Now, on to the good news; Boruto hands down contains my favourite action sequences of the year. Naoki Kobayashi and Norio Matsumoto had extensive participation in the movie as unit directors, animation supervisors, and storyboard artists along with key animation responsibilities. The sequences involving the aforementioned two are the best parts of the film, with Kobayashi handling the minute-and-a-half opening fight all by himself. It was a good showcase of the youngster’s talents in effects animation and martial arts sequences, though the quick cuts in the melee combat parts made it hard to see at times. Given Kobayashi’s responsibilities in Boruto, I wonder if he’ll be allowed to storyboard or be animation director on episode of the TV series sometime down the line.
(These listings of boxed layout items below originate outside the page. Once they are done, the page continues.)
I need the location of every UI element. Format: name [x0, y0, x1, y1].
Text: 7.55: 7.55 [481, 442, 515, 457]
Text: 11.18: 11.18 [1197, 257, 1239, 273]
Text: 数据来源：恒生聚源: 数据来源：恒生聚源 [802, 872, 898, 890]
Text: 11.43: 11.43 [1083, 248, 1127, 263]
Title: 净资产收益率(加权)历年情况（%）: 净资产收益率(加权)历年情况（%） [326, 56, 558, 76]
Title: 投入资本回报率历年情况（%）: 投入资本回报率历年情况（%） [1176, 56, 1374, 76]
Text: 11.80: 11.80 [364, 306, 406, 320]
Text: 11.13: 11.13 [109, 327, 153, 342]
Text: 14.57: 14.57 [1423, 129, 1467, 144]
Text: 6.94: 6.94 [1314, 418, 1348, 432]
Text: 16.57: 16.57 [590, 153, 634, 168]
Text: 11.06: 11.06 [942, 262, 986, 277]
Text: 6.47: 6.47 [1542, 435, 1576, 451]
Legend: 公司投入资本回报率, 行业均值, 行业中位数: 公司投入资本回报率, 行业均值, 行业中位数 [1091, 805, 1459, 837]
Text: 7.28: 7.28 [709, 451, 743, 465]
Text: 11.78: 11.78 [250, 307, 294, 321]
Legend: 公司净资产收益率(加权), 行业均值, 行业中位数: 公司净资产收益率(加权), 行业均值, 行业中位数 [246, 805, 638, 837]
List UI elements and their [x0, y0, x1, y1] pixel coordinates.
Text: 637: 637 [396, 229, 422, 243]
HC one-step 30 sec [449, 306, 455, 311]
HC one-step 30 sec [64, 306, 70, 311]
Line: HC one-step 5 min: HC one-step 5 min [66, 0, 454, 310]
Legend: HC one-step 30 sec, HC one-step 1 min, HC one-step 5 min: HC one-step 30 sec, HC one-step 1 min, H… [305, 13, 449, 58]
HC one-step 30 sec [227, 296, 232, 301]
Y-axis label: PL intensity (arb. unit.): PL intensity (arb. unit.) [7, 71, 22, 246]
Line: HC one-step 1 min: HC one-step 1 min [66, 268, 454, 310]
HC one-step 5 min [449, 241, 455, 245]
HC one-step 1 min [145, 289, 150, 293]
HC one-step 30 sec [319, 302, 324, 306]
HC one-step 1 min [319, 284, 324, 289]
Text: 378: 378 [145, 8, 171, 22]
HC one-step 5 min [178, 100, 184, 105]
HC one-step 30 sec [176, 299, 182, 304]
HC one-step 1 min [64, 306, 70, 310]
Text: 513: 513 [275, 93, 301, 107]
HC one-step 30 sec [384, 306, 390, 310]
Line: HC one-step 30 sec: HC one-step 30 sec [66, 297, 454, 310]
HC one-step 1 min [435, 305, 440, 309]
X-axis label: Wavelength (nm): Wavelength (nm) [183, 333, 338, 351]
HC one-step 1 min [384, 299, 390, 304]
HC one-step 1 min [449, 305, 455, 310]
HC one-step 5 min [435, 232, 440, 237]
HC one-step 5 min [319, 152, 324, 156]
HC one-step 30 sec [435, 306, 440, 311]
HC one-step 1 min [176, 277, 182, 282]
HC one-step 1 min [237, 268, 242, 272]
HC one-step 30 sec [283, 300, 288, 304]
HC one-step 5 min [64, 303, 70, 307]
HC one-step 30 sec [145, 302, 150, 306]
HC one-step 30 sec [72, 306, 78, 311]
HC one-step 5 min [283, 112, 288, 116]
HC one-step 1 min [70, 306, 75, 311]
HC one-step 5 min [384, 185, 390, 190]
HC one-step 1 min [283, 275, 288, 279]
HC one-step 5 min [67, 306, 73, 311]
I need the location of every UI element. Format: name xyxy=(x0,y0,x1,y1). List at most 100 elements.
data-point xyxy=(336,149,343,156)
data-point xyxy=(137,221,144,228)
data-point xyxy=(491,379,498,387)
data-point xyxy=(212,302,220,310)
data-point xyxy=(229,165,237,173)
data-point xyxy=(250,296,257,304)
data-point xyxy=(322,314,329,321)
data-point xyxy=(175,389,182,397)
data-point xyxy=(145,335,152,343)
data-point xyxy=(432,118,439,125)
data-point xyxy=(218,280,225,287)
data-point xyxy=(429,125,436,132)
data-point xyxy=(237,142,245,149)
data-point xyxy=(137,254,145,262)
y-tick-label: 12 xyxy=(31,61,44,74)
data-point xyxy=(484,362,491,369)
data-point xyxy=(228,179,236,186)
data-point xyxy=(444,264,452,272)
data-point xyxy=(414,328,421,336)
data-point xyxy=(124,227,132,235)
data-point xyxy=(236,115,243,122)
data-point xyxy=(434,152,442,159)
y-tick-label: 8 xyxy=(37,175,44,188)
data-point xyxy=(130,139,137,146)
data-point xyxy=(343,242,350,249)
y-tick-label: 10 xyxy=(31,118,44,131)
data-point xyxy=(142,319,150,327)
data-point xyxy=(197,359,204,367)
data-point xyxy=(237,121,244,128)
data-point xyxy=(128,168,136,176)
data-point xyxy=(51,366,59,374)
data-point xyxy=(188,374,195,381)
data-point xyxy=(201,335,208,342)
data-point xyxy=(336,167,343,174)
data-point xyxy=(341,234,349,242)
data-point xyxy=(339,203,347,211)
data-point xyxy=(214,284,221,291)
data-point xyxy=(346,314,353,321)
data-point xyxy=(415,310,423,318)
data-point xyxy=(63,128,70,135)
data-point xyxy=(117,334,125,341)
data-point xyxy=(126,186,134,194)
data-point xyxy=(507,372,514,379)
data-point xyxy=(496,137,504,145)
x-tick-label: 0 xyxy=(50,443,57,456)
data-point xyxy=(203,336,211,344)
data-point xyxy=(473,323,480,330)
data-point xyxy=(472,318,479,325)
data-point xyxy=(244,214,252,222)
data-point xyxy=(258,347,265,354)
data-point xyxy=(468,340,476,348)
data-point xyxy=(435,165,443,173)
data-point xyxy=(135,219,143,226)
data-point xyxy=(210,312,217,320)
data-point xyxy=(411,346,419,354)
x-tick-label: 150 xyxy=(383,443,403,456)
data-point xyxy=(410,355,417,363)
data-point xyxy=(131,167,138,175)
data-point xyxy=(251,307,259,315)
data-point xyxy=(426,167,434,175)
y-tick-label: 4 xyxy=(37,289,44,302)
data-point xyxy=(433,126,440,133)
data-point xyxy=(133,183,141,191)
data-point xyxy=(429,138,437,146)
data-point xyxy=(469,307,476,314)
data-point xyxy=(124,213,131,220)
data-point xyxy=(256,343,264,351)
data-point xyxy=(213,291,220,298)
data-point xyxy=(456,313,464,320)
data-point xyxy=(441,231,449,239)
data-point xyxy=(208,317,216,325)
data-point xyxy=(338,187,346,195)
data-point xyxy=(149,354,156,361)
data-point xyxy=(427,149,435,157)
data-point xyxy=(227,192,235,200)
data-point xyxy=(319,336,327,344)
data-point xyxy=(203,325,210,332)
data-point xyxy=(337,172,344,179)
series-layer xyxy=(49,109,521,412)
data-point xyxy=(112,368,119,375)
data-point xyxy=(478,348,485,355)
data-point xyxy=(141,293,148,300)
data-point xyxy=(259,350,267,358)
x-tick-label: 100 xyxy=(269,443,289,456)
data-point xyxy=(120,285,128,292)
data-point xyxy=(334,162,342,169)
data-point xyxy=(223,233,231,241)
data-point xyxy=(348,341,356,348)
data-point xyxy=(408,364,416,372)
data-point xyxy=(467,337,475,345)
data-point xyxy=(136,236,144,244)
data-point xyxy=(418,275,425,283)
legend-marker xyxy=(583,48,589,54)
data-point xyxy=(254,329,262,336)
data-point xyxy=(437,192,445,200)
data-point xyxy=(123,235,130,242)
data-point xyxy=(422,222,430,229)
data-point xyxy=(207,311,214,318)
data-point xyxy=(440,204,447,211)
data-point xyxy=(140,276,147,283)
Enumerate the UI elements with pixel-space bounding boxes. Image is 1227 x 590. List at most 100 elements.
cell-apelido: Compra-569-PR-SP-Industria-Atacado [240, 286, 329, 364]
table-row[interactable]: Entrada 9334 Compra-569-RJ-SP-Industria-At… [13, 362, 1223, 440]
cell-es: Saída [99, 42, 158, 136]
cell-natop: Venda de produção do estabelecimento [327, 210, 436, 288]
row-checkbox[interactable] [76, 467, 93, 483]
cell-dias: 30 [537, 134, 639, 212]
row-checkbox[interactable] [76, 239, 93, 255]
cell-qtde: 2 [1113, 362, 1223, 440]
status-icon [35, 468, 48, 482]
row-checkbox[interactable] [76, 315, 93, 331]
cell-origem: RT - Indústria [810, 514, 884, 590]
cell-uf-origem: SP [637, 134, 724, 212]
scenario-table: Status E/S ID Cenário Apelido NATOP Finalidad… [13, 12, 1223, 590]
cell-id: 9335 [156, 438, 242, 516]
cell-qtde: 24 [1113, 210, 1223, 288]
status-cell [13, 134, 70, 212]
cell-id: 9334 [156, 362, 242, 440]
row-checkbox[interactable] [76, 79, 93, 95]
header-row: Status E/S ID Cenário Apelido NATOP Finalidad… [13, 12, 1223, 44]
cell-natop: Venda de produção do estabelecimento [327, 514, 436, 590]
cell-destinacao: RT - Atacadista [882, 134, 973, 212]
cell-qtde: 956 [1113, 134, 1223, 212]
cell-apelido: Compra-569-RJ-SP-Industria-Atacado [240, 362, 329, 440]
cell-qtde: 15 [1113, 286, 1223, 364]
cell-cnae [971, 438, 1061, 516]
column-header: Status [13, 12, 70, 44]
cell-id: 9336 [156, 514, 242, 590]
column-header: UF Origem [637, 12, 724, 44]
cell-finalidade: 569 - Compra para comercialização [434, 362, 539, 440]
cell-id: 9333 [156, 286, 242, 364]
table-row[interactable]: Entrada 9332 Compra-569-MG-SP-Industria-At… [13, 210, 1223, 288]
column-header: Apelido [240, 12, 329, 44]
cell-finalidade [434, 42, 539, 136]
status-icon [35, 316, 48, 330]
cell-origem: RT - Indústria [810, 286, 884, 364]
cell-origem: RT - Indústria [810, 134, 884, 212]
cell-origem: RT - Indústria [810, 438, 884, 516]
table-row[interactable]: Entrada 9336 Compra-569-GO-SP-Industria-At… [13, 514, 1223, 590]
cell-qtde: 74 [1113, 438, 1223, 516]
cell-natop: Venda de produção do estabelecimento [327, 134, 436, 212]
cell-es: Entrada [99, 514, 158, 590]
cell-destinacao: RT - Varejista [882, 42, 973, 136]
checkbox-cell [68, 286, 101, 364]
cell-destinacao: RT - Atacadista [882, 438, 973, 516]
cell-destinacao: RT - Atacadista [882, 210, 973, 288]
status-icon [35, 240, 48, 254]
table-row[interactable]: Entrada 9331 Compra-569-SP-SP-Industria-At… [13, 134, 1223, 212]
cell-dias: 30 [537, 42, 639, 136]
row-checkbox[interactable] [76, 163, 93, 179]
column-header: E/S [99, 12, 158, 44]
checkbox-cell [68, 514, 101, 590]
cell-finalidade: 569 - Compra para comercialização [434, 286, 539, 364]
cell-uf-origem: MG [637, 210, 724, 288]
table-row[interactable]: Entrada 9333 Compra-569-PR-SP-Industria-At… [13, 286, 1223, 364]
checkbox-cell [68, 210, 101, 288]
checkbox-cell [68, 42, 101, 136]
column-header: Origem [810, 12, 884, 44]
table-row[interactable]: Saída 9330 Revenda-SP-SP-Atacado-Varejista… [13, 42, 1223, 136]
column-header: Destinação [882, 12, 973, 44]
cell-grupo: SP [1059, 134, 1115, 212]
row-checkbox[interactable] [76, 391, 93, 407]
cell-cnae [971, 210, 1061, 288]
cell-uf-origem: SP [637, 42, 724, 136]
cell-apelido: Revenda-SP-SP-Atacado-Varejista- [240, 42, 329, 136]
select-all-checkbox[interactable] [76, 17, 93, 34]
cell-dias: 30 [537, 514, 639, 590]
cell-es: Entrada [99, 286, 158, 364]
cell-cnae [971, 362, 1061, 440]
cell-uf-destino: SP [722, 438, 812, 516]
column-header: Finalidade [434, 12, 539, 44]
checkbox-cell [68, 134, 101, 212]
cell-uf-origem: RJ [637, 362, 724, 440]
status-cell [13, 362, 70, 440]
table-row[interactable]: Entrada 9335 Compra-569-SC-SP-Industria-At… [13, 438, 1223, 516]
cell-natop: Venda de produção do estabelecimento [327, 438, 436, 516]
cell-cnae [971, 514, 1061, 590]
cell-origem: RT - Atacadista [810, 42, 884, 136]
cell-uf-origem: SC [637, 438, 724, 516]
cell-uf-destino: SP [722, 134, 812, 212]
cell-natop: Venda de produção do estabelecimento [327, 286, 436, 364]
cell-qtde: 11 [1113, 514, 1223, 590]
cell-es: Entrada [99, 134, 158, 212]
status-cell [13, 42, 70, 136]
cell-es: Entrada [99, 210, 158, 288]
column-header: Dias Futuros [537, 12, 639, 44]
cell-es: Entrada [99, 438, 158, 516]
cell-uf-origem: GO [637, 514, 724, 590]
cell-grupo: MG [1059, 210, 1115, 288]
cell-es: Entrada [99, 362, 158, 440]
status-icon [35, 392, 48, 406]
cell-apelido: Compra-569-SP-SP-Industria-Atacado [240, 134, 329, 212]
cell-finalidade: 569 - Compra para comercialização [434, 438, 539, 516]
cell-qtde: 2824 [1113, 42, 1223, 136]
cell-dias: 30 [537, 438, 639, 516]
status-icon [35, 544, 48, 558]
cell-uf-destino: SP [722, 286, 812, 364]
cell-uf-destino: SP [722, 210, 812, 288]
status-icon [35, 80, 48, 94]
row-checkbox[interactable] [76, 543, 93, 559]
Finally, the battle with the movie’s villain in the final act featured an amazing sequence by a three-man team of Norio Matsumoto, Ken’ichi Fujisawa, and Arifumi Imai. Naturally Matumoto’s part was the most impressive, featuring well-choreographed melee combat along with a healthy dose of background animation and effects- it’s simply Matsumoto action at its finest.
Openings and Endings –
Featuring fighting, dancing, and Ebata’s trademark swagger, this solo animated opening sequence is a mighty impressive bit of work.
A nearly solo effort by Naoki Kobayashi, where he did everything from directing to (first) key animation. At the time of writing, this was his sole contribution to the TV series this year, after which he was occupied with work on Boruto for most of the part.
Animator Discovery – Masayuki Kunihiro [国弘 昌之]
While not exactly a name previously unknown to me, it wasn’t until his work on the recent Fate/Stay Night TV anime where he caught my attention. Kunihiro has been working for Ufotable for quite a while, but work in the aforementioned series is his best yet. Alongside Nozomu Abe, Kunihiro animated many of the impressive scenes in the show. He tends to draw effects as sharp arcs and debris as pointy, trapezoidal or triangular pieces.
Unexpected Sakuga – Go! Princess Precure
I don’t follow the series, but Shingo Fujii’s work in the 2015 installment has been very good. He’s done a handful of action sequences nicely depicting movement in three-dimensional space.
Recommendation – Animator Expo
The final season of Animator Expo was its strongest run, so I’ll briefly mention the few that I liked best.
- Hammerhead – Hidetsugu Ito’s action animation in this short alone makes it worth watching, it’s Ito at his finest.
- The Ultraman – Hisashi Mori was animation director for this one, and his signature style is everywhere in this short. Coupled with Akitoshi Yokoyama’s directing and Studio Pablo’s hand-painted backgrounds this is a visual treat.
- Robot on The Road – A cheeky short by Hiroyuki Okiura, it’s full of his signature realistic character animation. Just don’t watch this in public.
Other worthwhile Animator Expo shorts from the final season: Bubu and Bubulina, Ragarok, Cassette Girl (this one’s CG, but it’s really well done- trust me!)
Forgive me for the non-anime recommendation, but feel free to check out Aleksandr Petrov’s animated adaptation of “The Old Man and the Sea”. It’s a gorgeous short film utilizing paint-on-glass animation which means the entire thing is an animated painting. It’s a very painstaking process so we’ll probably never see anything like it ever again.